Risikolebensversicherung

Risikolebensversicherung Die Risikolebensversicherung ist eine Individualversicherung und dient zum Schutz der Hinterbliebenen im Falle eines Ablebens des Versicherten. Beim eingetretenen Todesfall des Kunden wird dann die vertraglich vereinbarte Versicherungssumme an die schriftlich festgelegten Hinterbliebenen ausgezahlt. Nötig ist diese private Vorsorge für die Familie allemal, da eine Witwen- bzw. Waisenrente selten ausreicht, um damit die Hinterbliebenen nach dem Tod des Elternteils zu versorgen. Nicht zu unterschätzen bei einer Risikolebensversicherung ist die Höhe des Beitrags, da der Umfang der Leistung aller Versicherungsanbieter nahezu identisch ist. Aus diesem Grund gilt, je günstiger das Angebot, umso empfehlenswerter ist auch die Versicherungspolice. Deshalb sollte vor einem Abschluss immer ein Vergleich mit einem unverbindlichen Versicherungsrechner durchgeführt werden.

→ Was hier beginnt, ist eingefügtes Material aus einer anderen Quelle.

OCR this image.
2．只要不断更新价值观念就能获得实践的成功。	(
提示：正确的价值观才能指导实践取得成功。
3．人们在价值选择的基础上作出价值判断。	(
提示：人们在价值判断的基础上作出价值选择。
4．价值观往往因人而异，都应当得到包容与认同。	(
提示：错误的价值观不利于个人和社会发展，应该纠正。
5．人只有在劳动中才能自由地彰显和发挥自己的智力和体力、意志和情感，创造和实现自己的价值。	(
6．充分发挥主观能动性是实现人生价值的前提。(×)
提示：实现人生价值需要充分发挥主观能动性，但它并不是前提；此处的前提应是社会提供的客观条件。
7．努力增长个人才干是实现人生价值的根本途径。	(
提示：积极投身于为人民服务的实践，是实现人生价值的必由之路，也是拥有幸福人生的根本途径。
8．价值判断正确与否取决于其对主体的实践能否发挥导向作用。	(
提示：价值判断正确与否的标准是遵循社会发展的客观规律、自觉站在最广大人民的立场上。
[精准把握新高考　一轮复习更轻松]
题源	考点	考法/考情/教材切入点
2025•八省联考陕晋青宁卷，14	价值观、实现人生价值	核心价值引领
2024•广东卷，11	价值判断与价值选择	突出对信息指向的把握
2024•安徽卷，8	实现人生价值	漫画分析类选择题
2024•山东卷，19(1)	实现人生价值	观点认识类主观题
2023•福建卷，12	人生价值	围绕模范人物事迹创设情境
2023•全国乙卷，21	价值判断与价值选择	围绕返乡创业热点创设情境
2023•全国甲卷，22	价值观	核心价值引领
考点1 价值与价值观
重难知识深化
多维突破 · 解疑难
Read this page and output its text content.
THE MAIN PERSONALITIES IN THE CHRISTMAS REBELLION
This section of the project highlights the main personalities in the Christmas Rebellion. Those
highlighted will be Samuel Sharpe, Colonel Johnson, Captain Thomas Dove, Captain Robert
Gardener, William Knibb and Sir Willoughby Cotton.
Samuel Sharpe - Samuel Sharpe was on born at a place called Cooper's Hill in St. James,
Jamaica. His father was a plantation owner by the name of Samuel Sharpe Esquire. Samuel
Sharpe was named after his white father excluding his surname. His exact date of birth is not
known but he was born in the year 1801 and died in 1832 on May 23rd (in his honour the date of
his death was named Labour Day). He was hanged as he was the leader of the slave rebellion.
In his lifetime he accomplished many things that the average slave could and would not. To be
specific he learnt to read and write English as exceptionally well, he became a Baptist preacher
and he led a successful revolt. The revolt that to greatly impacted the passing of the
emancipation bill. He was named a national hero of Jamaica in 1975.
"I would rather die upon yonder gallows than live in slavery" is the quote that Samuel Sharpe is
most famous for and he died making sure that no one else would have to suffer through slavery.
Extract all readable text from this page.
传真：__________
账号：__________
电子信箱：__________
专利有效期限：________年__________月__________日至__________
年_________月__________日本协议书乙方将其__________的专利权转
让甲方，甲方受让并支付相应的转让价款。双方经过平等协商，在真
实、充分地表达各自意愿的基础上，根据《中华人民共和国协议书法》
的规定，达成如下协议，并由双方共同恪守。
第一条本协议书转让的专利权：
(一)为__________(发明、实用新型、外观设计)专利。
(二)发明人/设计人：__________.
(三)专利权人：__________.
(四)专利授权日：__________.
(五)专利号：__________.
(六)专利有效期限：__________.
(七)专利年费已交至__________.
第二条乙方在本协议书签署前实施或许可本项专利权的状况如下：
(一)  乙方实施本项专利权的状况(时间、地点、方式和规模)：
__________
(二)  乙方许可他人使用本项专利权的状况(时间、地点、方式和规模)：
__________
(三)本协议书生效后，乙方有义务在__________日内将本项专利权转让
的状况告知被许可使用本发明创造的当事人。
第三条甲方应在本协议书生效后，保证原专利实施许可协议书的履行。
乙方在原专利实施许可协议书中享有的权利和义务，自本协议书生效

Richtige Versicherungssumme wählen

Die Höhe der Versicherungssumme bei der Risikolebensversicherung ist nach dem individuellen Bedarf frei wählbar. Dabei sollte immer darauf geachtet werden, dass für den Fall der Fälle die Hinterbliebenen finanziell ausreichend abgesichert sind und das über mehrere Jahre. Als Richtwert sollte die Versicherungssumme dabei mindestens das Drei- bis Fünffache des Brutto-Jahreseinkommens betragen.
Aber es kann natürlich auch immer etwas mehr sein. Wer eine Risikolebensversicherung schon in jungen Jahren abschließt, der sollte sich für einen Vertrag mit einer Nachversicherungsgarantie entscheiden. Somit besteht immer die Möglichkeit, die Versicherungssumme später ohne eine erneute Gesundheitsprüfung zu erhöhen, so beispielsweise nach einer Heirat oder einer Einkommenssteigerung.

Die Risikoprüfung

Bevor ein Vertrag mit einer Risikolebensversicherung abgeschlossen werden kann, möchte sich der Versicherer möglichst genau ein Bild über das Risiko machen. Aus diesem Grund muss jeder Antragsteller eine detaillierte Auskunft über seinen Gesundheitszustand geben und zudem auch noch Fragen über Nikotinkonsum und risikoreichen Hobbys beantworten.
Der Versicherer kann dabei schon Übergewicht und erhöhte Blutfettwerte als ein höheres Risiko werten, was dann auch höhere Beiträge für den Versicherungsnehmer zur Folge hat. Wenn es sich um eine sehr hohe Versicherungssumme handelt, verlangt die Risikolebensversicherung ein ärztliches Gutachten vor dem Vertragsabschluss. Danach erst wird entschieden ob der Kunde angenommen wird und wie viel er zahlen muss. Bei einer nicht so hohen Versicherungssumme, räumt hingegen der Kunde dem Versicherer bei Vertragsabschluss das Recht ein, die angegebenen Daten zum Gesundheitszustand beim Hausarzt oder einem anderen behandelnden Arzt zu prüfen. Liegen keine Auffälligkeiten vor, wird der Versicherungsschein ausgestellt und der Versicherungsschutz kommt rechtlich zustande.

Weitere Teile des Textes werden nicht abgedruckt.